Contrainte technique : clés xpub et zpub
Enfin, une dernière contrainte m’a donné du fil à retordre (et surtout l’occasion de creuser plus loin l’univers Bitcoin) : j’ai créé mon wallet via Proton, qui ne fournit qu’une « clés publiques étendues » xpub. Nous pourrions également les utiliser, mais il est recommandé de passer par des clés zpub, qui sont plus modernes et efficaces (et avec des frais moindres).
Le déroulement
- Pour commencer, nous avons besoin d’un Wallet, à partir duquel nous obtenons des clés.
- Nous verrons ensuite comment générer les adresses “receive” pour les transactions.

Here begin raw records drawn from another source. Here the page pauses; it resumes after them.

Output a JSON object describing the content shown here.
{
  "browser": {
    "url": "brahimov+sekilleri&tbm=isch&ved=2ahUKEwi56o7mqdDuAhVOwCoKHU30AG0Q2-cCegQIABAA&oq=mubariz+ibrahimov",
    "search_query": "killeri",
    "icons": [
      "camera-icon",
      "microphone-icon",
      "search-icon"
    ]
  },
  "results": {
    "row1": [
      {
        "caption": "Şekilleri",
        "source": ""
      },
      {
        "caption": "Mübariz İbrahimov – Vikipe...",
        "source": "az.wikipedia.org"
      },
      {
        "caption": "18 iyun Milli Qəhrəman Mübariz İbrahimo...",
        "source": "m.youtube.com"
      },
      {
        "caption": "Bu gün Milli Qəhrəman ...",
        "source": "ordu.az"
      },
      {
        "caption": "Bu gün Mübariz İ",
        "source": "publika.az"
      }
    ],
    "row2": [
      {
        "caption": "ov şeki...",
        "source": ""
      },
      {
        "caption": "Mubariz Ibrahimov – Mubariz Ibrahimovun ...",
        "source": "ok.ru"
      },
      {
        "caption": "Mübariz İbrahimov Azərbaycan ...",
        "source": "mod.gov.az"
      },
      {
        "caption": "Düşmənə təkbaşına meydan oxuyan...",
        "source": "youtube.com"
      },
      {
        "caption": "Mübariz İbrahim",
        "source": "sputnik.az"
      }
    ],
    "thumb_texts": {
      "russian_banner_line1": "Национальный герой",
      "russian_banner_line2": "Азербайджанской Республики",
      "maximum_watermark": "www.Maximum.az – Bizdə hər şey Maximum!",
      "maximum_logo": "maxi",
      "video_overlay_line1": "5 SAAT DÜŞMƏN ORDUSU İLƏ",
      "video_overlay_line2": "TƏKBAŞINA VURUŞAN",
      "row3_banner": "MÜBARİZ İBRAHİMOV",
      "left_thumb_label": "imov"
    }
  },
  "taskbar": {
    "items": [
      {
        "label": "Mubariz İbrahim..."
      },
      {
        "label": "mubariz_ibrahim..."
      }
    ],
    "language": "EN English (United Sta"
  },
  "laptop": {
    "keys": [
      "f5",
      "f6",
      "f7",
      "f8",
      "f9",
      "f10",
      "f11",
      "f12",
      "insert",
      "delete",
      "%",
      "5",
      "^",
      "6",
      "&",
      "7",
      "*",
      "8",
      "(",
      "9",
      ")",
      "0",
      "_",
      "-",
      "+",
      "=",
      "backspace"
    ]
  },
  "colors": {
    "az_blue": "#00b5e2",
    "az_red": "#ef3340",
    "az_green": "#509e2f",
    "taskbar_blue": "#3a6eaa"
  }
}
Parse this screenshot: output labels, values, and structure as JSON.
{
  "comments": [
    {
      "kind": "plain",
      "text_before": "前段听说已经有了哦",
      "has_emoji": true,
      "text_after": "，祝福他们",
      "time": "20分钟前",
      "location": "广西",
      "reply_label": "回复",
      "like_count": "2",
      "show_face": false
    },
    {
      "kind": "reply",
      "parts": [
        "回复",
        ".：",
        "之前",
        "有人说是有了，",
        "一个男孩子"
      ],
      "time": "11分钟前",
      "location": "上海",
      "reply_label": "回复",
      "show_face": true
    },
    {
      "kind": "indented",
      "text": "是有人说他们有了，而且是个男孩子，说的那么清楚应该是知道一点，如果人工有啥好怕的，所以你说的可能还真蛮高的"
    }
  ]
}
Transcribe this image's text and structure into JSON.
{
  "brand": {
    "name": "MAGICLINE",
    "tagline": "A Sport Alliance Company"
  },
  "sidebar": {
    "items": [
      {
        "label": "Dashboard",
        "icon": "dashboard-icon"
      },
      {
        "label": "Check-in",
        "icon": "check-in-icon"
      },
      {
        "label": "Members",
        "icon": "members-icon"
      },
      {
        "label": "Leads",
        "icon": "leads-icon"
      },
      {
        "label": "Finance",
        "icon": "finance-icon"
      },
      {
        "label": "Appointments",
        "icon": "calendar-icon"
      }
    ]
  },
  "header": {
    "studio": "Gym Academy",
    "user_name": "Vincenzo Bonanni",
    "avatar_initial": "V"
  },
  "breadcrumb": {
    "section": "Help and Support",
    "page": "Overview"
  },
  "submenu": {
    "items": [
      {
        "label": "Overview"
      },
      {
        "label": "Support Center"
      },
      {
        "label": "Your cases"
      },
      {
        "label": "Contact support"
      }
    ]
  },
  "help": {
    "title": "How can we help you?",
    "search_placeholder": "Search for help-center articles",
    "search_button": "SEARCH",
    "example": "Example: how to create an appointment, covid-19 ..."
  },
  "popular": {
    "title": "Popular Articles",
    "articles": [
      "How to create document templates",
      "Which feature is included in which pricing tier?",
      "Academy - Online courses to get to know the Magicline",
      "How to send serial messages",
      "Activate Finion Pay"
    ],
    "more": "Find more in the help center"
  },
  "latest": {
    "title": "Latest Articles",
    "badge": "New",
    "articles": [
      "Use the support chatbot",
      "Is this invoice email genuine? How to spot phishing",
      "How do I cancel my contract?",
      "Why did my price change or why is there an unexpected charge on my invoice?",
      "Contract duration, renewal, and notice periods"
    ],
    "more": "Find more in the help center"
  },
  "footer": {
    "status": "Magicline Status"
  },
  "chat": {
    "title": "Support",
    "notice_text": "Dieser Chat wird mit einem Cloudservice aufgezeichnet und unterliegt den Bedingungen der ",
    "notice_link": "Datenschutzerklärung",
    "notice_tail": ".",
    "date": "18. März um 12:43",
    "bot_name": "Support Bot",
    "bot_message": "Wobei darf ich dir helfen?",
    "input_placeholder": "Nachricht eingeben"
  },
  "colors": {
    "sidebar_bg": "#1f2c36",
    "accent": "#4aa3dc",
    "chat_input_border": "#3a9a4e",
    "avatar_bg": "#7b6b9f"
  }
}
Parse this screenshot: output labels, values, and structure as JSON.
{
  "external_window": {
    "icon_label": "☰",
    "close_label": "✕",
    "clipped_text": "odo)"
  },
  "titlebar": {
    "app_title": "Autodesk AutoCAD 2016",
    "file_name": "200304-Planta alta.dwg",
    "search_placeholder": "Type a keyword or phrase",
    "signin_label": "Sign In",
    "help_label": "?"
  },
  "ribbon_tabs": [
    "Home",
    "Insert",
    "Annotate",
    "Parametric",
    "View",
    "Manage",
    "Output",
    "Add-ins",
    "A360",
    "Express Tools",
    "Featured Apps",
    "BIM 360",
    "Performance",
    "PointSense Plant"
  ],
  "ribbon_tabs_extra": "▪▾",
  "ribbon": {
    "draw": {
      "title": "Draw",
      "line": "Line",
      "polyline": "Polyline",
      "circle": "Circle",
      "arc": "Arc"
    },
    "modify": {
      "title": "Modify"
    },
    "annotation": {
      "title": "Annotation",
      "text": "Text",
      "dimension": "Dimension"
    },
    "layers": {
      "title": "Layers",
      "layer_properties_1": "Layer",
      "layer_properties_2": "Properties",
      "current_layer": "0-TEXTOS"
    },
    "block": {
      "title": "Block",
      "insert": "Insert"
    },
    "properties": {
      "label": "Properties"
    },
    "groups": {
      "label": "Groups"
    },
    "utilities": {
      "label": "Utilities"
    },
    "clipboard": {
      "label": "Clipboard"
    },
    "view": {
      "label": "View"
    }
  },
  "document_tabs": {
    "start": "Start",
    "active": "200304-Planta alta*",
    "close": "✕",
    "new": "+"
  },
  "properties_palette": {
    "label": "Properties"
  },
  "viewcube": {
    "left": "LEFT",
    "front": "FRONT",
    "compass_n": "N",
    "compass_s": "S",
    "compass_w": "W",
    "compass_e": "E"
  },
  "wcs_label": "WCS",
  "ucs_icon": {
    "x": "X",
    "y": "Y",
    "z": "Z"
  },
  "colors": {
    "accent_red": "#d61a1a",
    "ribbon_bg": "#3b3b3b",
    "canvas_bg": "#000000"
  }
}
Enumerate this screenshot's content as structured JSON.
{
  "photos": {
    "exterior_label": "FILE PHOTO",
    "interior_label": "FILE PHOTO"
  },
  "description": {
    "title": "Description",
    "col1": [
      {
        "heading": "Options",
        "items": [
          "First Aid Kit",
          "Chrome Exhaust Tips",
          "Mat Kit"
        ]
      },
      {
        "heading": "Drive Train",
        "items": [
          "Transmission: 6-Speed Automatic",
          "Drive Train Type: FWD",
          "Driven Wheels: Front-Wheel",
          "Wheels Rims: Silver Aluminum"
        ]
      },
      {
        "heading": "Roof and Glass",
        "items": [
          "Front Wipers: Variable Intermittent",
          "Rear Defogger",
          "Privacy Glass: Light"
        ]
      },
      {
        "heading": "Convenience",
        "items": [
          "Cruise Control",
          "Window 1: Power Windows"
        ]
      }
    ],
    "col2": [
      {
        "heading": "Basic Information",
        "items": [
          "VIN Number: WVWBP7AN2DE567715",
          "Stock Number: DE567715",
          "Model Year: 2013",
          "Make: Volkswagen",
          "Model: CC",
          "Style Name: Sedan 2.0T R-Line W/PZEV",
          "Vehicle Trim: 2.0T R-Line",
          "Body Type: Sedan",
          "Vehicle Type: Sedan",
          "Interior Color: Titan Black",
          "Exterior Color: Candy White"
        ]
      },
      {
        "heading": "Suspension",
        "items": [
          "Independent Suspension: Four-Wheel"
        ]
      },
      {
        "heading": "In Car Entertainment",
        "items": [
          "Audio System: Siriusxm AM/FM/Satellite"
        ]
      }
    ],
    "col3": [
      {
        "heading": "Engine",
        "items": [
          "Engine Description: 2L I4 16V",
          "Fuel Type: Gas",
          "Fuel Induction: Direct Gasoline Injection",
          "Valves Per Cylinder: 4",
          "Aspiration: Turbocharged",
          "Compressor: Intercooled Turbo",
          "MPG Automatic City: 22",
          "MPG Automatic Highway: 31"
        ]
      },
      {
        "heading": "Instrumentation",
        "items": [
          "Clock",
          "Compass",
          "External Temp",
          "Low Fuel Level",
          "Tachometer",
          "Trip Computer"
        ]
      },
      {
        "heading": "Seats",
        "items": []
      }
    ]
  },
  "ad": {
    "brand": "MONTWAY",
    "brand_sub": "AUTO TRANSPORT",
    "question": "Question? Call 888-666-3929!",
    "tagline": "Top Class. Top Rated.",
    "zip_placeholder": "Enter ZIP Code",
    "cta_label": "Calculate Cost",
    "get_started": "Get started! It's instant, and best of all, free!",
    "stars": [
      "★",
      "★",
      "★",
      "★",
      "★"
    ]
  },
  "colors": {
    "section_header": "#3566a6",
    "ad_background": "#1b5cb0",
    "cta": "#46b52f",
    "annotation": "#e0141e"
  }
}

- Enfin, il ne restera plus qu’à exposer les informations au navigateur du client, en fonction du client, pour permettre les transactions.
Le point de départ : le Wallet
Comme dis plus tôt, je ne m’étendrai pas sur le fonctionnement de Bitcoin dans cet article. Néanmoins, je vais donner un petit peu plus de contexte sur la notion de Wallet. Un wallet, c’est précisément ce que ça dit : un porte-feuille. Pour Bitcoin (et les cryptos en général), le porte-feuille contient l’ensemble des pairs clé privé / clé publique de nos comptes.
Vu que ce sont des donnés sensibles, nous disposons d’une « clé publique étendue » pour chaque pair de clé privé/publique (donc moins risquée), et à partir de cette « clé publique étendue », on peut générer des adresses de transaction.
Plein d’adresses de transaction.
L’encodage des clés : Base 58
Comme évoqué plus haut, nous sommes partie d’un Wallet Proton, qui fournit des clés xpub, et nous devons nous arranger pour ne stocker que des adresses bc1.
La première étape consiste à obtenir une clé zpub à partir de la clé xpub. Pour cela, j’ai donc rédigé un petit script “Key Converter” qui s’appuie sur un standard Bitcoin : Base58. Je vous invite à y jeter un coup d’œil pour voir comment il fonctionne.
Base58 est un système d’encodage numérique (similaire à Base64) utilisé dans Bitcoin pour représenter des données binaires (comme nos clés privées/publiques) sous forme de chaînes de caractères lisibles par les humains. Pour cela, cet encodage prend les chiffre de 1 à 9, les lettres de a à z (sauf l — « L » minuscule), et les lettres de A à Z (sauf I — « i » majuscule — et O). Les exclusions doivent éviter toute ambiguïtés (on parle bien de « lisibles pour les humains »).
Base58 étant utilisé à la fois pour les clés xpub et zpub (et tout les autres formats de clé, en fait), notre convertisseur …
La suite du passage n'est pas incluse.